You never die in Guard Duty, and Tondbert — as well as the protagonist of the future timeline — outfoxes his enemies with cunning and tricks rather than strength or combat. It’s classic point and click adventure game fare in that respect, and the first fantasy half of the game feels as though it could have easily been a 1995 release that flew under everyone’s radar, let alone one of the indie treasures of 2019.
A button to examine, a button to use or talk to or pick up as context demands, and plenty of things to see, do and puzzle your way around — Guard Duty doesn’t feature altogether taxing puzzles, so won’t cause any headaches or much stroking of the chin. That said, there’s a standout compass navigation puzzle and a tense, chittering game of cat and mouse with a creepy crawly that each create some fantastic setpieces, and these demand some mental agility and memory use to overcome.
The way the latter example sticks its nasty eight-legged landing, particularly, is down to the excellent use of sound cues throughout the game. Likewise, voice acting throughout Guard Duty is a treat, with Tondbert himself proving a memorably bawdy chap — and the General of the future timelines proving a similarly striking character for her assertive, no-nonsense tone.

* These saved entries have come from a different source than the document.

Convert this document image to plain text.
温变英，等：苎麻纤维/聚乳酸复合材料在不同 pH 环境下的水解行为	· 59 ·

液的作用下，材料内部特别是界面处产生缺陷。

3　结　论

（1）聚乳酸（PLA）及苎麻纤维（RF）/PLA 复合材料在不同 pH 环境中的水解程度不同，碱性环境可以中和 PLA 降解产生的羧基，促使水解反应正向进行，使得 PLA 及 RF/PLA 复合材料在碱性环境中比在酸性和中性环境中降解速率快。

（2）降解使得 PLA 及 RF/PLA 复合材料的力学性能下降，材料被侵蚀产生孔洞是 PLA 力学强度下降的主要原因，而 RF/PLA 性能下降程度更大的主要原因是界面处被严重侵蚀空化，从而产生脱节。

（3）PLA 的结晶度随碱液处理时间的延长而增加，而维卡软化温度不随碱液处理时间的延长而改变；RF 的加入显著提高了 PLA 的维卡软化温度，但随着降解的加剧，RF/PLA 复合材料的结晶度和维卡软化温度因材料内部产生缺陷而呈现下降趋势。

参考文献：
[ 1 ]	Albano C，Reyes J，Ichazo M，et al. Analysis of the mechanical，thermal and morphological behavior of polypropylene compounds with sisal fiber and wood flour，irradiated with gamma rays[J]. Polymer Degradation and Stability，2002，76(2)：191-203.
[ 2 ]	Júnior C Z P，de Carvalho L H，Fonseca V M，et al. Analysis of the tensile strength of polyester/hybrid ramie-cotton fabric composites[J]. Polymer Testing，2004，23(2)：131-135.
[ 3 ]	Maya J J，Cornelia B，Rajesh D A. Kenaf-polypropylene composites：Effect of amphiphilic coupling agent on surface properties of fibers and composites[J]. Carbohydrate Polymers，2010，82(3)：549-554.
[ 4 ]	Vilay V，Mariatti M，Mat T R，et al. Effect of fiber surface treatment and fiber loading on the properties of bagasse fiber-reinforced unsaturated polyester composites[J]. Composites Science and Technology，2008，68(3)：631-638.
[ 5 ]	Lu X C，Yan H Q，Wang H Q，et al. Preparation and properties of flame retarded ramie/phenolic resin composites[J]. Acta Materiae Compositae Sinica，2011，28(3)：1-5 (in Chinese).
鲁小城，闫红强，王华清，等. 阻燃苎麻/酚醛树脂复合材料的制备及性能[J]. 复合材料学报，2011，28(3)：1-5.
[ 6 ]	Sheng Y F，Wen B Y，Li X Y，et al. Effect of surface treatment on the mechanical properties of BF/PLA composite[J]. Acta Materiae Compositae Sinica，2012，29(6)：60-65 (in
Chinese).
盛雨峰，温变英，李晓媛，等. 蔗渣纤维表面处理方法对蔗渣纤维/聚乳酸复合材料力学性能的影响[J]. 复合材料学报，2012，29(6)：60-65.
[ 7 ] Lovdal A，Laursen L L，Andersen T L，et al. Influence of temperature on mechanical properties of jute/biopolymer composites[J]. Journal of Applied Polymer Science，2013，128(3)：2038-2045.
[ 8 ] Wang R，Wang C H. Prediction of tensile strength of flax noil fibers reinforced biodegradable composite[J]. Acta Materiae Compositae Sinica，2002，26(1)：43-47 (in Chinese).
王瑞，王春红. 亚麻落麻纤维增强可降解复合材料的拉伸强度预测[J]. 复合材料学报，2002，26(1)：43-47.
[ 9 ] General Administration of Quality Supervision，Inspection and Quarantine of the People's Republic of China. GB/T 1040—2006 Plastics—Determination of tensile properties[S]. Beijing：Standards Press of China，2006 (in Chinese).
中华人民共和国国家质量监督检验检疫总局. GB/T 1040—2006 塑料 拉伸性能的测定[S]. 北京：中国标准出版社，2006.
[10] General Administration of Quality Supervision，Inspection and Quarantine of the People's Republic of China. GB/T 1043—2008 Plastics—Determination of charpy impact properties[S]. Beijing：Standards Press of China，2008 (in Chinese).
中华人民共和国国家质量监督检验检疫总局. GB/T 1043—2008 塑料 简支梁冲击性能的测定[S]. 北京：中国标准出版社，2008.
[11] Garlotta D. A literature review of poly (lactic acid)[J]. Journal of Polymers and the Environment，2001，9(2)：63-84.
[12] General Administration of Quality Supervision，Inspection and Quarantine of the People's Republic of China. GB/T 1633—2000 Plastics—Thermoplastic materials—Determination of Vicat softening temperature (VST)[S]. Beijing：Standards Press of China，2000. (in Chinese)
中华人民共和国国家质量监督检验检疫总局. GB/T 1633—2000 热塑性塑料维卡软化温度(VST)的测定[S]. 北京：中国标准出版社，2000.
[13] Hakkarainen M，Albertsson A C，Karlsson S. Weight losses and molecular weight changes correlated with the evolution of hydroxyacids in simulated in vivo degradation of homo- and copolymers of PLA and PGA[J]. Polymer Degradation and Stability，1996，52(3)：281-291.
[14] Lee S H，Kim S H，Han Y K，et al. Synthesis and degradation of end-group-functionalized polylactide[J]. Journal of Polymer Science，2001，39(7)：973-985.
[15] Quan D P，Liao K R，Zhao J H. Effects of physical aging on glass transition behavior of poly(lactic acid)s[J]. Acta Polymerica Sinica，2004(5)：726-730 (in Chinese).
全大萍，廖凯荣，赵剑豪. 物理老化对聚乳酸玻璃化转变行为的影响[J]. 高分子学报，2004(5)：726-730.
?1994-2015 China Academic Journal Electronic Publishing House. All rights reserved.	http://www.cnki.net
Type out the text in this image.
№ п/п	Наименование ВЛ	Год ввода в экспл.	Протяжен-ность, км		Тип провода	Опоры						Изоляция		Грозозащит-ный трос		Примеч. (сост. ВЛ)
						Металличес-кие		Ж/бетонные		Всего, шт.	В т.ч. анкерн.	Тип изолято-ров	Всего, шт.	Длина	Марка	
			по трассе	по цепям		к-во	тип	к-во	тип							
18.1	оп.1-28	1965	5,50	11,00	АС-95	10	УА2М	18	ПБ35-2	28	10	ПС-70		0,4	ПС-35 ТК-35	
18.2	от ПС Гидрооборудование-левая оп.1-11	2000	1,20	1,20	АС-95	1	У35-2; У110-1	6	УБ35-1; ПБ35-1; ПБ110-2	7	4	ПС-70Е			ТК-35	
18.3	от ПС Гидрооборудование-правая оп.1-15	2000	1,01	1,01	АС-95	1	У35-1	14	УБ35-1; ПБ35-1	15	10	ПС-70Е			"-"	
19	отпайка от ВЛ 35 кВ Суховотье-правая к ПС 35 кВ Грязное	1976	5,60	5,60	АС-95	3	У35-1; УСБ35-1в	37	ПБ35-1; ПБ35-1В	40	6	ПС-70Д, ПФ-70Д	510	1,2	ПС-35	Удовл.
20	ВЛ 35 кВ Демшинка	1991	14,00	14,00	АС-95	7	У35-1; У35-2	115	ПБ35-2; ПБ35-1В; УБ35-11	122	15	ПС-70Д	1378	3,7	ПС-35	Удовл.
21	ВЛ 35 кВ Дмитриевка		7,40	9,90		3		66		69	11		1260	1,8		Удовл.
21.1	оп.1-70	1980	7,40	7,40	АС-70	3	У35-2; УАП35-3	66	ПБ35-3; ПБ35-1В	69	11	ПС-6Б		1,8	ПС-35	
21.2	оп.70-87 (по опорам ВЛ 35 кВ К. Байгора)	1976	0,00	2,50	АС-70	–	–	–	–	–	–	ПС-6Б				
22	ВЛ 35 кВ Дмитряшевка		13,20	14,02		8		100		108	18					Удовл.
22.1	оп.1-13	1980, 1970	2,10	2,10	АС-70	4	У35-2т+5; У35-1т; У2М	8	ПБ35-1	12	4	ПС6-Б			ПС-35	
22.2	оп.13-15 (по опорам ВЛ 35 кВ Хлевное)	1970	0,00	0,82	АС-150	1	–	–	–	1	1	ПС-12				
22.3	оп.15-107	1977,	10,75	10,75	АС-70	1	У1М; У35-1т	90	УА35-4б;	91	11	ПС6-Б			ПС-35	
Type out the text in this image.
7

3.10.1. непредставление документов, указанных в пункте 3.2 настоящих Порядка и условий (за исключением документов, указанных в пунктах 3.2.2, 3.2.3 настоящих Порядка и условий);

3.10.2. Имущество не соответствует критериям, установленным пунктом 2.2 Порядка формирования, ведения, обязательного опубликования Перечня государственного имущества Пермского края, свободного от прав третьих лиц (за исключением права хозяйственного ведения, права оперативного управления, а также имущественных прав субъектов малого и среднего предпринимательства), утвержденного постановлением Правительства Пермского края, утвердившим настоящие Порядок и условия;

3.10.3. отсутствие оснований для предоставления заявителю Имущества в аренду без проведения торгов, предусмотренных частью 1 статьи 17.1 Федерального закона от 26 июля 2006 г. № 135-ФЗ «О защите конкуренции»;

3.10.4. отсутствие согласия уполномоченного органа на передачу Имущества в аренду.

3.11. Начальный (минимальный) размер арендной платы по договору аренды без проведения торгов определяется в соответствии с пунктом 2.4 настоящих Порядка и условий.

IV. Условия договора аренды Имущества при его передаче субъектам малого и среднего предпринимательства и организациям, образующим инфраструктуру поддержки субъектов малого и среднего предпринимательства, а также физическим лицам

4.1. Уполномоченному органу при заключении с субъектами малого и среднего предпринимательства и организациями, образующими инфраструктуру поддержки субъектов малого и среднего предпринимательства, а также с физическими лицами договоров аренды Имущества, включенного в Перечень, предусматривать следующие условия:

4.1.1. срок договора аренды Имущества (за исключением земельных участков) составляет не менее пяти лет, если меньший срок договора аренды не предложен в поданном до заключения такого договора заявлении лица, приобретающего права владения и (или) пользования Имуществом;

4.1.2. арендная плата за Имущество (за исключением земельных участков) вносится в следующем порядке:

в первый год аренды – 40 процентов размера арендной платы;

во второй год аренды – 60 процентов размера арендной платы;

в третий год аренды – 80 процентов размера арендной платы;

That chronological curveball
I am still trying not to give too much away about the other timeline in Guard Duty, as it houses some of the best narrative — and cleverly, it’s up to the player how deeply into the exposition you want to get, thanks to the dialogue options.
However, when first encountering this section of the game, the stark tonal shift of it all gave me a little pause for thought at first. I’d like to think this was intentional, because it wasn’t until I mulled this over that I realised why this is the case — not only does your hero and your timeline of play change, but the controls and the overall way in which you interact with the world subtly changes too.
I adjusted, and enjoyed the game, and through doing so came to indulge in a clever, witty and heartwarming ending (that nonetheless still has me planning a PS4 playthrough). But it was only upon further reflection that I realised the biggest, cleverest referential meta-joke in Guard Duty overall.
What’s old is new again
See, as we’ve discussed, the fantasy timeline of Guard Duty is straight up mid-1990s adventure game, right down to the stylistic choices and means of gameplay. Get to the other timeline, and things suddenly get more… edgy, less comical, and more focused on just finding the right thing to advance the next portion of plot.
It’s like a LucasArts game crashed into a WadjetEye game — wafty jokes in the former and biting writing and cynicism in the latter — and things got too tangled up. Or so I thought.
But the real clever thing here? It’s real clever. It’s commentary on the evolution of adventure games. Of course the fantasy old world is all classic gameplay and silly humour. Of course the future timeline is post-modern grittiness and streamlined, context sensitive gameplay with a huge narrative focus. It’s the meta-narrative of how this genre evolved.
And that? That’s Guard Duty in a nutshell — a warm and lovingly made game you can saunter through and poke at over the course of an evening, and through its tales, trials, tribulations and triumphs, enjoy a highlight reel of everything that makes adventure games so wonderful — past and present.
And if all that’s not enough, it costs next to bloody nothing and it’s fan-bloody-tastic.
Tony’s Terminal Tabulations
Guard Duty would be fine as a love letter to the adventure game genre, but on Vita or any other console or computer you might play it on, it’s much more than that.
Sumptuous art, lively voice acting, immersive music and straightforward yet well paced puzzles make this a relaxing comedy stroll of a game that hides some tense and inspiring surprises.
It’s so cheap, too! What’s that about?!